Впрочем, можно усмотреть в моей жизни и сторону более светлую – особенно если помнить, что хорошие новости часто принимаются за плохие. Жизнь риелтора, временами обращающая тебя в Поллианну[124]
, позволяет также крепко держаться за непредвиденность и даже предлагать ее людям в качестве источника силы, более того, подлинной само-оправданности, ведь риелтор верует в то, что у человека должен быть дом – и что человек его получит. В этом смысле риелторство есть «истинно американская профессия, идущая рука об руку с фундаментальным пространственным опытом существования: побольше людей, поменьше места, поскуднее выбор». (Это я, разумеется, в книжке вычитал.)Два – ну пусть будет
Что и говорить, этот день хорош, чтобы начать все сначала – въезжаешь ты или выезжаешь. Вот и новые мои съемщики наверняка это понимают. Все соседские лужайки подстрижены, обкопаны и выровнены, фасады многих домов еще весной подкрашены и приведены в полный порядок, фундаменты укреплены, деревья и кустарники зелены и нарядны. Да еще и цены пусть немного, но снижены.
Собственно говоря, если бы я не был сыт Маркэмами по горло и не опасался столкнуться лицом к лицу с Ларри Мак-Леодом, то поехал бы сейчас на Клио-стрит – посмотреть, чего они достигли с десяти утра, и еще раз пожелать им всего самого лучшего.
Но я вместо этого привычно, как в прежние времена, сворачиваю на благоухающую, тенистую Хоувинг-роуд, куда редко теперь заглядываю, и напрасно, поскольку горестные воспоминания мои почти выкипели, оставив в осадке лишь добрые или терпимые и поучительные, а значит, опасаться мне нечего. Внешне она осталась за последнее десятилетие все той же богатой улицей с живыми изгородями, большими тенистыми лужайками, а за ними – бельведерами, укрытыми от глаз бассейнами и теннисными кортами, и шиферными крышами, и мощенными каменной плиткой верандами, и садами, в которых всегда что-нибудь да цветет, – в сущности, это сельские поместья, ужатые до городских размеров, но сохранившие дух изобилия. Живший наискосок от меня, в № 4, председатель Верховного суда штата Нью-Джерси умер, однако вдова его продолжает вести активную жизнь. Деффейсы, бывшие с первого дня нашими престарелыми соседями, обратились во прах (хоть и на двух разных чужих берегах). Дочь знаменитого советского поэта-диссидента, уже после моего отбытия переехавшая сюда в поисках уединения и приятной, безопасной обстановки, но встретившая недоверие, презрительную снисходительность и демонстративное пренебрежение, возвратилась на родину, где попала, как говорят, в сумасшедший дом. Рок-звезда, купившая № 2, посетила его единожды, никакого радушия не встретила, даже не заночевала и навсегда вернулась в Лос-Анджелес. Оба эти дома значатся в наших списках «продается».

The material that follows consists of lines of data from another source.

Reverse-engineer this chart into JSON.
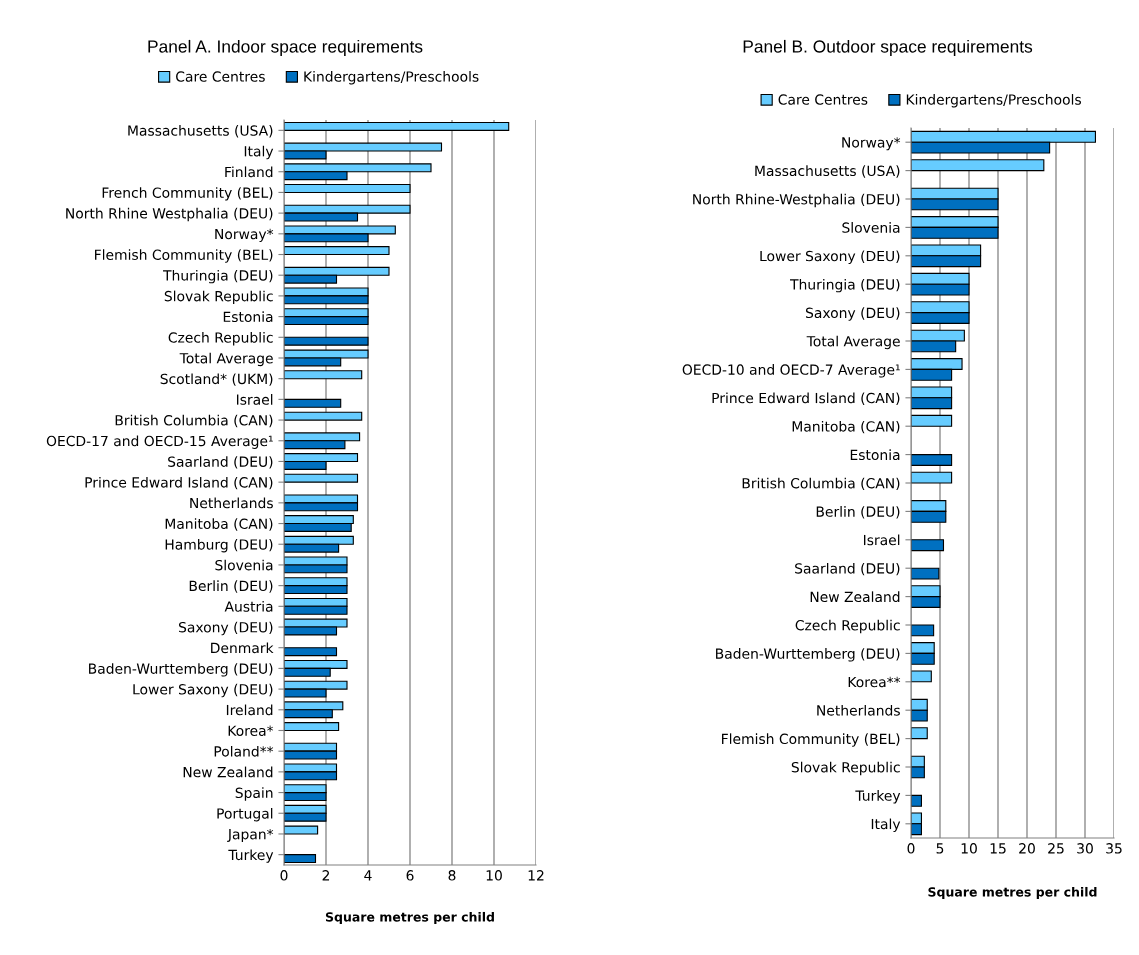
{
  "chart_data": [
    {
      "type": "bar",
      "orientation": "horizontal",
      "title": "Panel A. Indoor space requirements",
      "xlabel": "Square metres per child",
      "categories": [
        "Massachusetts (USA)",
        "Italy",
        "Finland",
        "French Community (BEL)",
        "North Rhine Westphalia (DEU)",
        "Norway*",
        "Flemish Community (BEL)",
        "Thuringia (DEU)",
        "Slovak Republic",
        "Estonia",
        "Czech Republic",
        "Total Average",
        "Scotland* (UKM)",
        "Israel",
        "British Columbia (CAN)",
        "OECD-17 and OECD-15 Average¹",
        "Saarland (DEU)",
        "Prince Edward Island (CAN)",
        "Netherlands",
        "Manitoba (CAN)",
        "Hamburg (DEU)",
        "Slovenia",
        "Berlin (DEU)",
        "Austria",
        "Saxony (DEU)",
        "Denmark",
        "Baden-Wurttemberg (DEU)",
        "Lower Saxony (DEU)",
        "Ireland",
        "Korea*",
        "Poland**",
        "New Zealand",
        "Spain",
        "Portugal",
        "Japan*",
        "Turkey"
      ],
      "series": [
        {
          "name": "Care Centres",
          "color": "#66ccff",
          "values": [
            10.7,
            7.5,
            7,
            6,
            6,
            5.3,
            5,
            5,
            4,
            4,
            null,
            4,
            3.7,
            null,
            3.7,
            3.6,
            3.5,
            3.5,
            3.5,
            3.3,
            3.3,
            3,
            3,
            3,
            3,
            null,
            3,
            3,
            2.8,
            2.6,
            2.5,
            2.5,
            2,
            2,
            1.6,
            null
          ]
        },
        {
          "name": "Kindergartens/Preschools",
          "color": "#0070c0",
          "values": [
            null,
            2,
            3,
            null,
            3.5,
            4,
            null,
            2.5,
            4,
            4,
            4,
            2.7,
            null,
            2.7,
            null,
            2.9,
            2,
            null,
            3.5,
            3.2,
            2.6,
            3,
            3,
            3,
            2.5,
            2.5,
            2.2,
            2,
            2.3,
            null,
            2.5,
            2.5,
            2,
            2,
            null,
            1.5
          ]
        }
      ],
      "xlim": [
        0,
        12
      ],
      "xticks": [
        0,
        2,
        4,
        6,
        8,
        10,
        12
      ],
      "grid": "x",
      "legend": "top"
    },
    {
      "type": "bar",
      "orientation": "horizontal",
      "title": "Panel B. Outdoor space requirements",
      "xlabel": "Square metres per child",
      "categories": [
        "Norway*",
        "Massachusetts (USA)",
        "North Rhine-Westphalia (DEU)",
        "Slovenia",
        "Lower Saxony (DEU)",
        "Thuringia (DEU)",
        "Saxony (DEU)",
        "Total Average",
        "OECD-10 and OECD-7 Average¹",
        "Prince Edward Island (CAN)",
        "Manitoba (CAN)",
        "Estonia",
        "British Columbia (CAN)",
        "Berlin (DEU)",
        "Israel",
        "Saarland (DEU)",
        "New Zealand",
        "Czech Republic",
        "Baden-Wurttemberg (DEU)",
        "Korea**",
        "Netherlands",
        "Flemish Community (BEL)",
        "Slovak Republic",
        "Turkey",
        "Italy"
      ],
      "series": [
        {
          "name": "Care Centres",
          "color": "#66ccff",
          "values": [
            31.8,
            22.9,
            15,
            15,
            12,
            10,
            10,
            9.2,
            8.8,
            7,
            7,
            null,
            7,
            6,
            null,
            null,
            5,
            null,
            4,
            3.5,
            2.8,
            2.8,
            2.3,
            null,
            1.8
          ]
        },
        {
          "name": "Kindergartens/Preschools",
          "color": "#0070c0",
          "values": [
            23.9,
            null,
            15,
            15,
            12,
            10,
            10,
            7.7,
            7,
            7,
            null,
            7,
            null,
            6,
            5.6,
            4.8,
            5,
            3.9,
            4,
            null,
            2.8,
            null,
            2.3,
            1.8,
            1.8
          ]
        }
      ],
      "xlim": [
        0,
        35
      ],
      "xticks": [
        0,
        5,
        10,
        15,
        20,
        25,
        30,
        35
      ],
      "grid": "x",
      "legend": "top"
    }
  ]
}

Институт сделал все возможное, чтобы прежний мой дом, официально именуемый ныне «Экуменическим центром имени Хаима Янковица», сохранил вид жилой и уютный: он по-прежнему окружен моими любимыми буками, красными дубами, веерными кленами и пахизандрами. И все же, остановив машину через улицу от него ради осмотра, который я слишком долго откладывал, я волей-неволей замечаю осенивший его «институтский» флер: изначальный деревянно-кирпичный фасад переделан, перекрашен в тона отполированного красного дерева; прежние оконные рамы заменены стальными; над похорошевшей, ухоженной лужайкой низко развешены фонари; подъездная дорожка выровнена, заасфальтирована заново и идет теперь полукругом; к восточной стене, у которой стоял отсутствующий ныне гараж, прикреплена металлическая пожарная лестница. От работников нашего офиса я слышал, что и внутренняя планировка дома «упрощена», его оснастили цифровой антипожарной системой, а над каждой наружной дверью появилась рдеющая табличка «ВЫХОД», – все ради безопасности и удобства заграничных религиозных сановников, которые приезжают сюда, не ожидая, уверен, ничего более существенного, чем простой пригородный дом отдыха, неофициальные беседы и возможность смотреть кабельное телевидение.